In 1983, Mitt Romney took his wife, five kids and the family’s Irish setter Seamus, on a road trip to his family’s cabin in Ontario. Romney put Seamus in a dog crate and strapped the crate to the roof of the family car. Romney proceeded to drive at interstate speeds for 12 hours, until the dog — stressed, sick and afraid — came down with diarrhea, which dripped all over the car and grossed out his kids. According to the story, Romney stopped long enough to hose down the car and the dog, and then hit the road again, with the wet, scared, wind-whipped dog still strapped to the roof of the car.
Romney does not deny the story. But to hear him tell it, the dog enjoyed the fresh air of the roof — a statement that strains credulity as much as any of his varying political positions.

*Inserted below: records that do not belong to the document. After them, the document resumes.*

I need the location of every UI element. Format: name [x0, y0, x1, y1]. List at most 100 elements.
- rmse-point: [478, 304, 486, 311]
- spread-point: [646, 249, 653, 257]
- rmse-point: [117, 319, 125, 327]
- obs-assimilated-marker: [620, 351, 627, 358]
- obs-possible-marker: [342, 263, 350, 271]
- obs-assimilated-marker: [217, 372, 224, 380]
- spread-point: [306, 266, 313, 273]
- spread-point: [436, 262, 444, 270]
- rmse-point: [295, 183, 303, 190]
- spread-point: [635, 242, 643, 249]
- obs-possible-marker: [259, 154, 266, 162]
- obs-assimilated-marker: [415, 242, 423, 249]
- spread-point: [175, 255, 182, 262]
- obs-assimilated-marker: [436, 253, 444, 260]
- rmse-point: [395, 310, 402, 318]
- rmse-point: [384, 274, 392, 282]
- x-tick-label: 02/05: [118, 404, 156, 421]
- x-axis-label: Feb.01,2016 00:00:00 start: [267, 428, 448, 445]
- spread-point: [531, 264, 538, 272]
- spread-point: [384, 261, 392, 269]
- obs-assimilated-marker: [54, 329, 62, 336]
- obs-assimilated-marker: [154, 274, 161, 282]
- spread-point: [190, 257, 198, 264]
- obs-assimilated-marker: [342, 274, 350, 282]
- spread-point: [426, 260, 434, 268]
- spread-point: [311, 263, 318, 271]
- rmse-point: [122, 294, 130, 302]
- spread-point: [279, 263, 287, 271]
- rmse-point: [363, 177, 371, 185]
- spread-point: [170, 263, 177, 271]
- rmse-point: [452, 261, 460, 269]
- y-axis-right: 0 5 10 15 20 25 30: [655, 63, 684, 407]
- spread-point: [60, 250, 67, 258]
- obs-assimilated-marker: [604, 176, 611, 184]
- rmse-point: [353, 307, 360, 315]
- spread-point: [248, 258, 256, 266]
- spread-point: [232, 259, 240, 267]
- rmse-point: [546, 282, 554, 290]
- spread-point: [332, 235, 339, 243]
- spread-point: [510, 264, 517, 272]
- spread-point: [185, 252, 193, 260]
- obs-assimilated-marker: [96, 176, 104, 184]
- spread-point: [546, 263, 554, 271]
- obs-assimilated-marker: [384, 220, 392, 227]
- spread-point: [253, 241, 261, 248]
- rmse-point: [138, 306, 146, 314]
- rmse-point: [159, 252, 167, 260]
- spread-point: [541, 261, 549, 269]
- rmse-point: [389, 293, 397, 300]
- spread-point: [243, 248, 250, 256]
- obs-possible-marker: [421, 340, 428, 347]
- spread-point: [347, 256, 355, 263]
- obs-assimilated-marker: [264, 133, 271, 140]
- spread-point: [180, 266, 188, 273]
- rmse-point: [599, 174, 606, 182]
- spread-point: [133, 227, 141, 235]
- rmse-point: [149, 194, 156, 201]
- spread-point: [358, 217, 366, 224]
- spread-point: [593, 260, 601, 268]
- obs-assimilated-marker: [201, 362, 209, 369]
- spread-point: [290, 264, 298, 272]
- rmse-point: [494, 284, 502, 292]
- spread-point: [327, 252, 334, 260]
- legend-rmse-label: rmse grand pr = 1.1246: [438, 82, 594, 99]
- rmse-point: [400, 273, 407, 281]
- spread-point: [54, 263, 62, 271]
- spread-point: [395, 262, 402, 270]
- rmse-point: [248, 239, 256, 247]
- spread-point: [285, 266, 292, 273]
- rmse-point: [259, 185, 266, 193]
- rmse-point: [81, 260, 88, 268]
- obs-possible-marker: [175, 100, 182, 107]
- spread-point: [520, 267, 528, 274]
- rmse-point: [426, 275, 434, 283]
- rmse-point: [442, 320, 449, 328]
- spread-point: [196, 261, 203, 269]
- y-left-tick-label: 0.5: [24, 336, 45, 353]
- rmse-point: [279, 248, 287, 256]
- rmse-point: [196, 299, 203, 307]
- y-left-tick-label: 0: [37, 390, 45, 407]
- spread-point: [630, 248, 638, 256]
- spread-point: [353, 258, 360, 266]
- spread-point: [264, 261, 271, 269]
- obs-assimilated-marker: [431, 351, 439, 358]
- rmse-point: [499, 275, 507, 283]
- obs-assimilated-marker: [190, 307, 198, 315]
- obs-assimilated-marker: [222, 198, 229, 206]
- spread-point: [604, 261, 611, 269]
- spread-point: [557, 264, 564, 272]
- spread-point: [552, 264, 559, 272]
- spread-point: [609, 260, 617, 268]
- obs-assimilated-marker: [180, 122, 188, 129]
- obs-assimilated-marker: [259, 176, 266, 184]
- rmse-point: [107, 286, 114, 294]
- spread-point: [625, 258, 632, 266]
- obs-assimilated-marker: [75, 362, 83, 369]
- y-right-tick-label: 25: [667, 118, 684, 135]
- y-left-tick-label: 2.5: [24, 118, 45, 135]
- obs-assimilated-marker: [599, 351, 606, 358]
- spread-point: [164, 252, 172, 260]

The story has resurfaced this election cycle and is persuading a lot of people — including Fox News contributor Lanny Davis — of Romney’s unfitness for the presidency. Davis, a Washington, D.C. attorney, wrote that anyone who would do what Romney did to his dog “shouldn’t be president of the United States.” I have to agree, but I’m far from the only one.
In 2007, Scott Crider founded Dogs Against Romney, to publicize “Crate Gate” and spread the word about Romney’s legendary form of dog abuse. Dogs Against Romney sells poignant swag like bumperstickers that say “Get ‘Ruff’ with Romney,” and “Mitt is Mean,” official doggy bandanas that say “I Ride Inside,” and T-shirts that say “Dogs Aren’t Luggage.” Dogs Against Romney even formed a super PAC to oppose Romney’s nomination for the presidency.
On Tuesday, February 14, Dogs Against Romney held a press event outside the Westminster Dog Show at Madison Square Garden to help draw attention to Crate Gate. Dogs Against Romney says it does not endorse any candidate, but held its even alongside “Pet Lovers for Obama” — another organization working to bring attention to Romney’s mistreatment of his family dog.